I would like to ask whether it is some sort of fate that Arabs have no transfer of power and have their presidents rule permanently to death. Is this in any way related to our culture, traditions, heritage, values, concepts, etc.? If so, changing our culture, I believe, would be much easier than confining our societies to such a harsh painful situation of no democracy and no transfer of power. Some may disagree and brand me as an extremist. However, we should ask why other peoples, thought not to have respectable culture, have excelled Arabs in terms of democracy, participation, and transfer of power?

This Middle East was the beacon of the World and the citadel of civilization. Who turned it into a desert unable to grow the sapling of democracy? And if it grows it doesn't yield fruits and if it yields such fruits are very bitter. Shouldn't we ponder on what is happening in Iraq?

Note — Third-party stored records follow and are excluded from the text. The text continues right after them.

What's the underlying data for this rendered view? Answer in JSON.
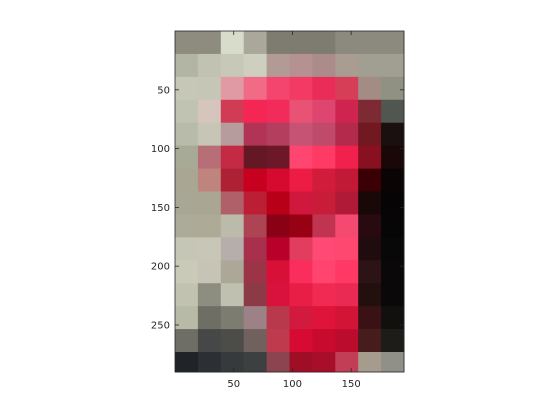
{
  "chart_data": {
    "type": "heatmap",
    "title": "",
    "xlabel": "",
    "ylabel": "",
    "xlim": [
      0,
      195
    ],
    "ylim": [
      0,
      290
    ],
    "y_direction": "reverse",
    "grid": false,
    "pixel_size": 19.5,
    "x_ticks": [
      50,
      100,
      150
    ],
    "y_ticks": [
      50,
      100,
      150,
      200,
      250
    ],
    "cells": [
      [
        "#8e8c7e",
        "#8e8c7e",
        "#d8dcca",
        "#a9a89a",
        "#7e7c70",
        "#7e7c70",
        "#7e7c70",
        "#8c8a7e",
        "#8c8a7e",
        "#8c8a7e",
        "#8c8a7e"
      ],
      [
        "#b2b4a4",
        "#c2c2b2",
        "#c8c8b8",
        "#cfcfbf",
        "#b39b95",
        "#b59191",
        "#ab8c8a",
        "#a99c90",
        "#a19e92",
        "#a19e92",
        "#a19e92"
      ],
      [
        "#c6c7b7",
        "#c5c6b6",
        "#e09aa4",
        "#f16a86",
        "#f4456e",
        "#f23a64",
        "#ea2c58",
        "#d63e58",
        "#a28c84",
        "#909083",
        "#8e8c80"
      ],
      [
        "#c0c2b2",
        "#d5c5bc",
        "#d03c54",
        "#f42654",
        "#f22c5a",
        "#e85274",
        "#de4670",
        "#d02450",
        "#7d2a34",
        "#505650",
        "#404440"
      ],
      [
        "#b8bbaa",
        "#c6c5b6",
        "#b69c9c",
        "#b23454",
        "#b43e5e",
        "#c65274",
        "#c04a6a",
        "#b42a4c",
        "#721820",
        "#1a1010",
        "#0a0606"
      ],
      [
        "#a8aa98",
        "#b76e76",
        "#c42a44",
        "#641824",
        "#6c1828",
        "#ff4670",
        "#ff3a64",
        "#f2204c",
        "#881020",
        "#1a0808",
        "#040202"
      ],
      [
        "#a9a694",
        "#c0847e",
        "#ae2034",
        "#c6001e",
        "#d60a2e",
        "#ec1c44",
        "#d21c3c",
        "#c21a36",
        "#3a0006",
        "#0a0404",
        "#040202"
      ],
      [
        "#a8a694",
        "#aaa694",
        "#b06068",
        "#bc1e34",
        "#b80018",
        "#d0183e",
        "#c81c38",
        "#b01a36",
        "#180808",
        "#060404",
        "#040202"
      ],
      [
        "#acaa98",
        "#aeaa98",
        "#bcbaaa",
        "#ac4454",
        "#8a0014",
        "#980014",
        "#c03452",
        "#f44a72",
        "#280a10",
        "#060606",
        "#040404"
      ],
      [
        "#c6c6b6",
        "#c8c6b6",
        "#b6aeaa",
        "#a8304c",
        "#b8002a",
        "#e23c5e",
        "#fe4a74",
        "#ff4870",
        "#200c0e",
        "#080808",
        "#040404"
      ],
      [
        "#cacab8",
        "#c6c4b4",
        "#aba898",
        "#9c3448",
        "#d81038",
        "#fa2e5c",
        "#ff4470",
        "#ff3864",
        "#2c1416",
        "#0a0808",
        "#060606"
      ],
      [
        "#c2c2b0",
        "#8e8e80",
        "#c0c0b0",
        "#8c3a46",
        "#d8123c",
        "#e81e46",
        "#f02a52",
        "#ea2a52",
        "#22100e",
        "#0a0808",
        "#060606"
      ],
      [
        "#b8baa8",
        "#6e6e64",
        "#7c7c70",
        "#9c8286",
        "#b8384c",
        "#d21a3e",
        "#de143a",
        "#d41436",
        "#3a1216",
        "#12100e",
        "#0c0a0a"
      ],
      [
        "#6e6e66",
        "#464848",
        "#4c4c48",
        "#70605e",
        "#c03a4e",
        "#d60a32",
        "#c80a2e",
        "#bc0c2e",
        "#461c1c",
        "#1e1c18",
        "#181614"
      ],
      [
        "#202428",
        "#2c3034",
        "#363a3c",
        "#3c4040",
        "#8c4450",
        "#a00e26",
        "#a80e2a",
        "#c23e56",
        "#a69c8e",
        "#909088",
        "#7e7e74"
      ],
      [
        "#4c5052",
        "#2a2e32",
        "#1e2226",
        "#303438",
        "#90243a",
        "#900c20",
        "#b41c38",
        "#d6506a",
        "#d8d6cc",
        "#ecf0e4",
        "#e6eae0"
      ],
      [
        "#c8c8bc",
        "#b2b2a8",
        "#b0b0a6",
        "#acaca4",
        "#c47e8c",
        "#e67a90",
        "#e88aa0",
        "#e4b8c0",
        "#c6d0d0",
        "#bccace",
        "#c2ccc8"
      ],
      [
        "#d0d0c6",
        "#cacac0",
        "#d0d0c4",
        "#d2d2c6",
        "#d2d2c6",
        "#d2d2c6",
        "#d0d0c4",
        "#d6d6ca",
        "#d2d2c8",
        "#d2d2c8",
        "#d0d0c6"
      ],
      [
        "#d2d2c4",
        "#cacabe",
        "#cacabe",
        "#d0d0c2",
        "#d2d2c4",
        "#d4d4c6",
        "#d2d2c4",
        "#d4d4c6",
        "#d8d8ca",
        "#d8d8ca",
        "#d2d2c4"
      ]
    ]
  }
}
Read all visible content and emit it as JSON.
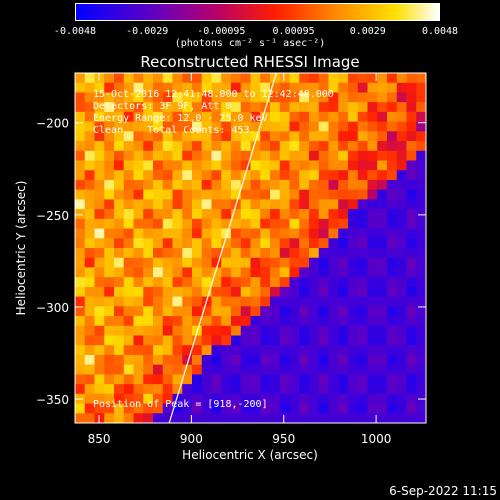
{
  "colorbar": {
    "ticks": [
      "-0.0048",
      "-0.0029",
      "-0.00095",
      "0.00095",
      "0.0029",
      "0.0048"
    ],
    "tick_values": [
      -0.0048,
      -0.0029,
      -0.00095,
      0.00095,
      0.0029,
      0.0048
    ],
    "range": [
      -0.0048,
      0.0048
    ],
    "label": "(photons cm⁻² s⁻¹ asec⁻²)"
  },
  "chart_data": {
    "type": "heatmap",
    "title": "Reconstructed RHESSI Image",
    "xlabel": "Heliocentric X (arcsec)",
    "ylabel": "Heliocentric Y (arcsec)",
    "xlim": [
      837,
      1027
    ],
    "ylim": [
      -363,
      -173
    ],
    "x_ticks": [
      {
        "value": 850,
        "label": "850"
      },
      {
        "value": 900,
        "label": "900"
      },
      {
        "value": 950,
        "label": "950"
      },
      {
        "value": 1000,
        "label": "1000"
      }
    ],
    "y_ticks": [
      {
        "value": -200,
        "label": "−200"
      },
      {
        "value": -250,
        "label": "−250"
      },
      {
        "value": -300,
        "label": "−300"
      },
      {
        "value": -350,
        "label": "−350"
      }
    ],
    "limb_line": [
      [
        888,
        -363
      ],
      [
        946,
        -173
      ]
    ],
    "colormap": "rainbow-blue-purple-red-orange-yellow-white"
  },
  "annotations": {
    "time_range": "15-Oct-2016 12:41:48.000 to 12:42:48.000",
    "detectors": "Detectors: 3F 9F, Att 0",
    "energy": "Energy Range: 12.0 - 25.0 keV",
    "method": "Clean    Total Counts: 453.",
    "peak": "Position of Peak = [918,-200]"
  },
  "date_stamp": "6-Sep-2022 11:15"
}
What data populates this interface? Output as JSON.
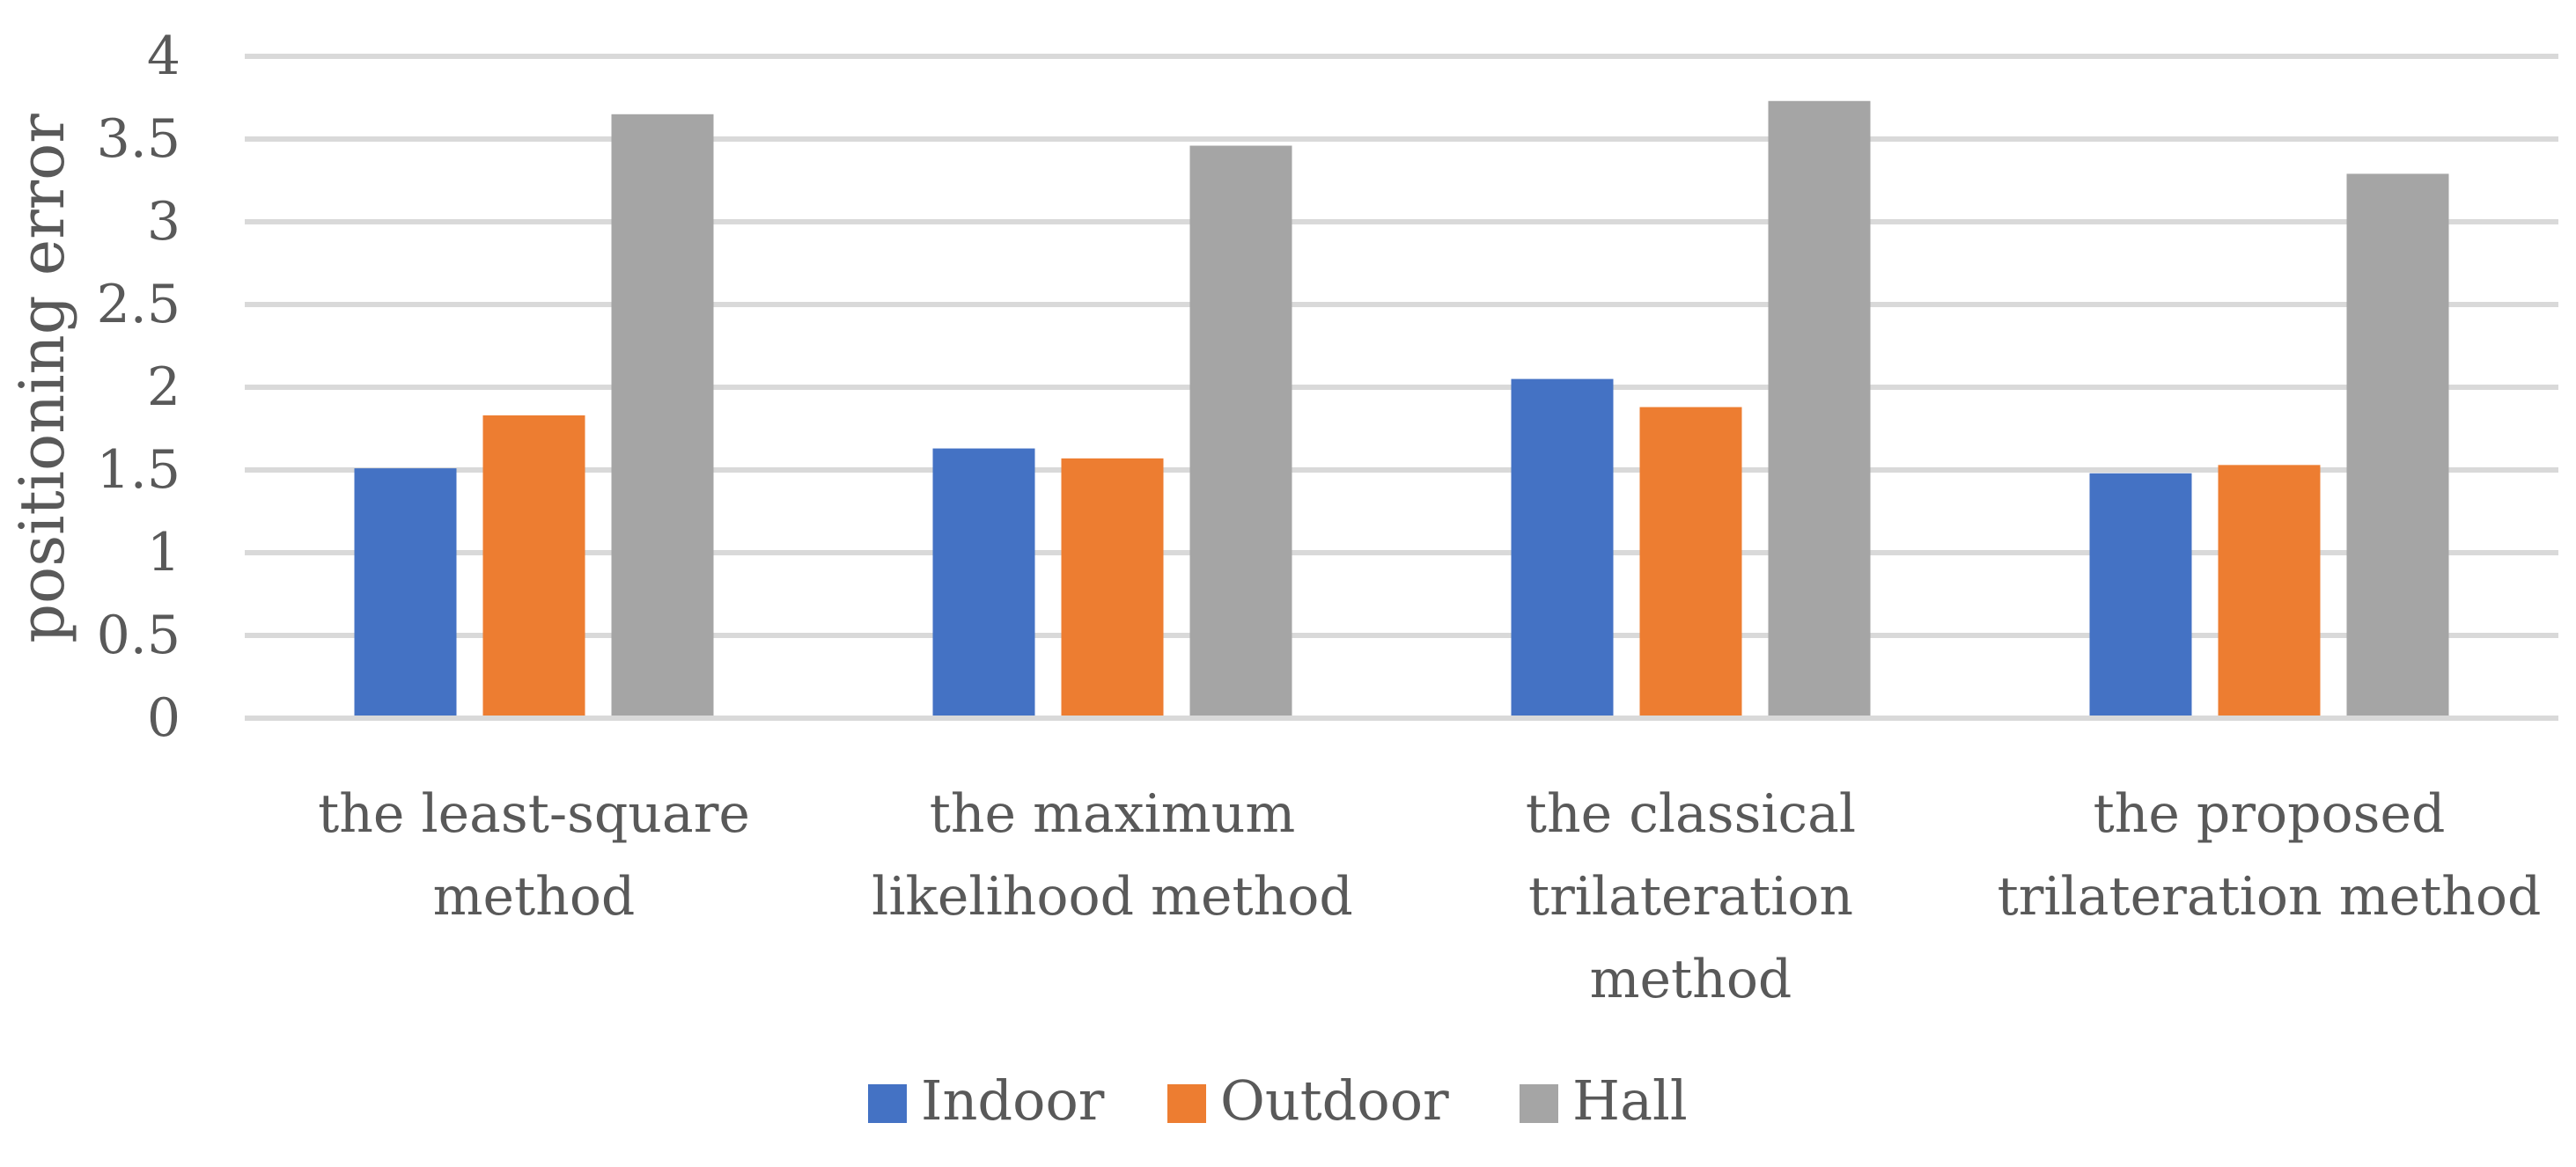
{
  "chart_data": {
    "type": "bar",
    "title": "",
    "xlabel": "",
    "ylabel": "positioning error",
    "ylim": [
      0,
      4
    ],
    "yticks": [
      "0",
      "0.5",
      "1",
      "1.5",
      "2",
      "2.5",
      "3",
      "3.5",
      "4"
    ],
    "grid": true,
    "legend_position": "bottom",
    "categories": [
      [
        "the least-square",
        "method"
      ],
      [
        "the maximum",
        "likelihood method"
      ],
      [
        "the classical",
        "trilateration",
        "method"
      ],
      [
        "the proposed",
        "trilateration method"
      ]
    ],
    "series": [
      {
        "name": "Indoor",
        "color": "#4472c4",
        "values": [
          1.51,
          1.63,
          2.05,
          1.48
        ]
      },
      {
        "name": "Outdoor",
        "color": "#ed7d31",
        "values": [
          1.83,
          1.57,
          1.88,
          1.53
        ]
      },
      {
        "name": "Hall",
        "color": "#a5a5a5",
        "values": [
          3.65,
          3.46,
          3.73,
          3.29
        ]
      }
    ]
  }
}
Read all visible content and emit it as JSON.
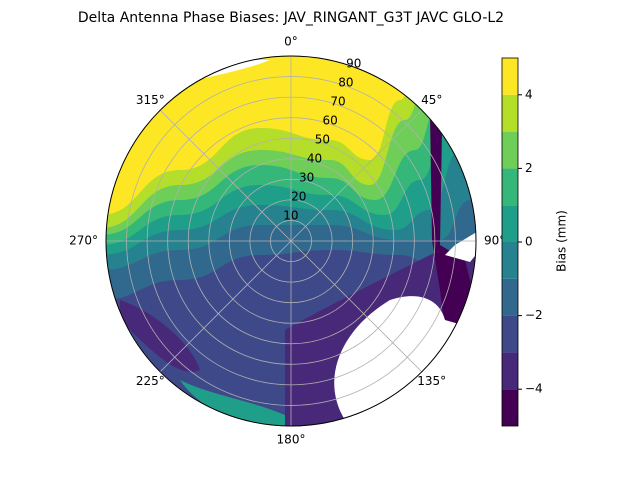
{
  "chart_data": {
    "type": "polar_contour",
    "title": "Delta Antenna Phase Biases: JAV_RINGANT_G3T JAVC GLO-L2",
    "theta_direction": "clockwise",
    "theta_zero": "N",
    "thetaticks": [
      {
        "value": 0,
        "label": "0°"
      },
      {
        "value": 45,
        "label": "45°"
      },
      {
        "value": 90,
        "label": "90°"
      },
      {
        "value": 135,
        "label": "135°"
      },
      {
        "value": 180,
        "label": "180°"
      },
      {
        "value": 225,
        "label": "225°"
      },
      {
        "value": 270,
        "label": "270°"
      },
      {
        "value": 315,
        "label": "315°"
      }
    ],
    "rlim": [
      0,
      90
    ],
    "rticks": [
      10,
      20,
      30,
      40,
      50,
      60,
      70,
      80,
      90
    ],
    "grid": true,
    "levels": [
      -5,
      -4,
      -3,
      -2,
      -1,
      0,
      1,
      2,
      3,
      4,
      5
    ],
    "colors": [
      "#440154",
      "#482878",
      "#3e4989",
      "#31688e",
      "#26828e",
      "#1f9e89",
      "#35b779",
      "#6ece58",
      "#b5de2b",
      "#fde725"
    ],
    "colorbar_label": "Bias (mm)",
    "colorbar_ticks": [
      {
        "value": -4,
        "label": "−4"
      },
      {
        "value": -2,
        "label": "−2"
      },
      0,
      2,
      4
    ]
  }
}
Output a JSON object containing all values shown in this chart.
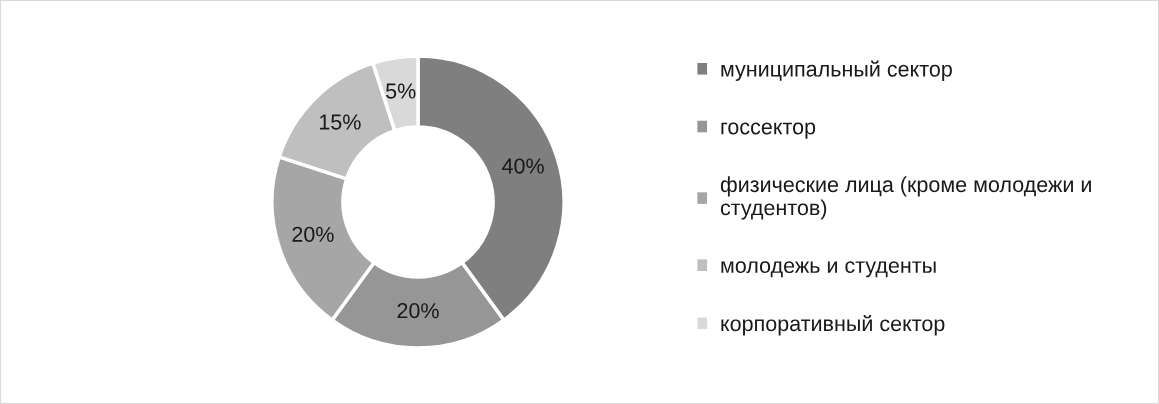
{
  "chart_data": {
    "type": "donut",
    "categories": [
      "муниципальный сектор",
      "госсектор",
      "физические лица (кроме молодежи и студентов)",
      "молодежь и студенты",
      "корпоративный сектор"
    ],
    "values": [
      40,
      20,
      20,
      15,
      5
    ],
    "colors": [
      "#7f7f7f",
      "#969696",
      "#a6a6a6",
      "#bfbfbf",
      "#d9d9d9"
    ],
    "value_labels": [
      "40%",
      "20%",
      "20%",
      "15%",
      "5%"
    ],
    "legend": "right"
  }
}
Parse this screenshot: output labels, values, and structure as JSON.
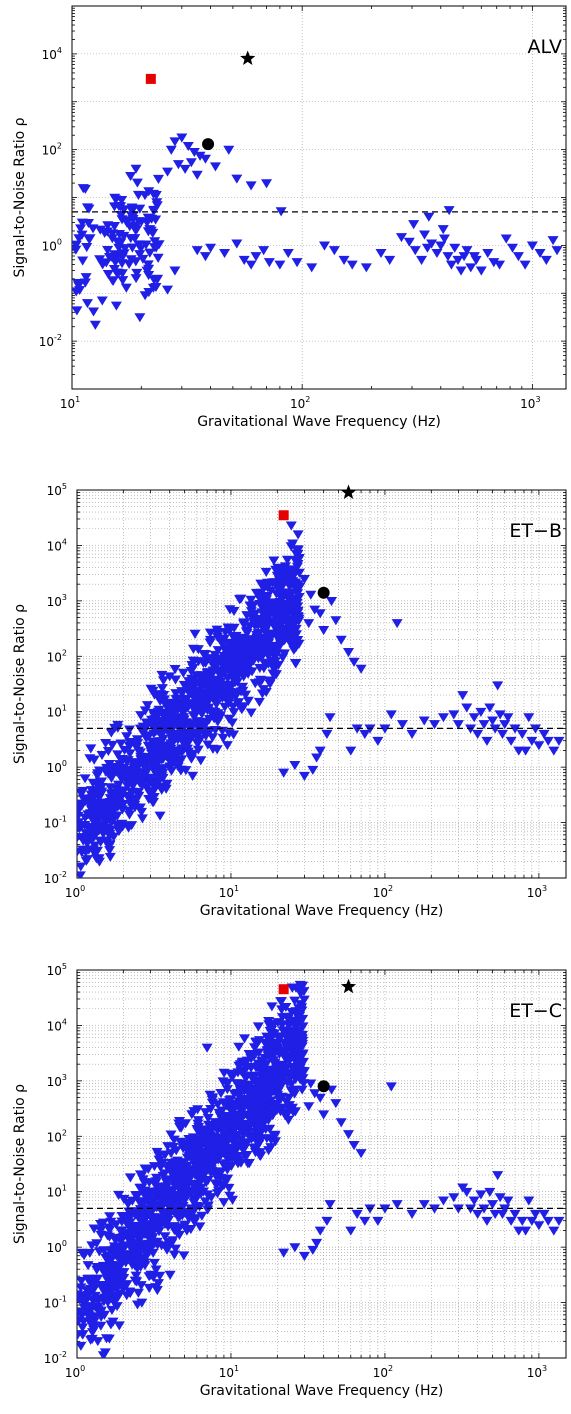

We are perplexed. Nobody can hang the bell in the Arab World. Now, it is very much surprising that a leader wants to hang the bell. The mice are stunned for they have been deliberating thought a century how to hang the bell. Now they cannot understand why the cat willingly hangs the bell. Is the cat fed up with the mice's patience and helplessness?

The unanswered question may end up with a first patent in the field of democracy in the Arab World registered under the name of President Saleh. We yearn for his establishing the tradition of peaceful power transfer during our life, as he and his comrades reunified Yemen. Will that be possible in our life span?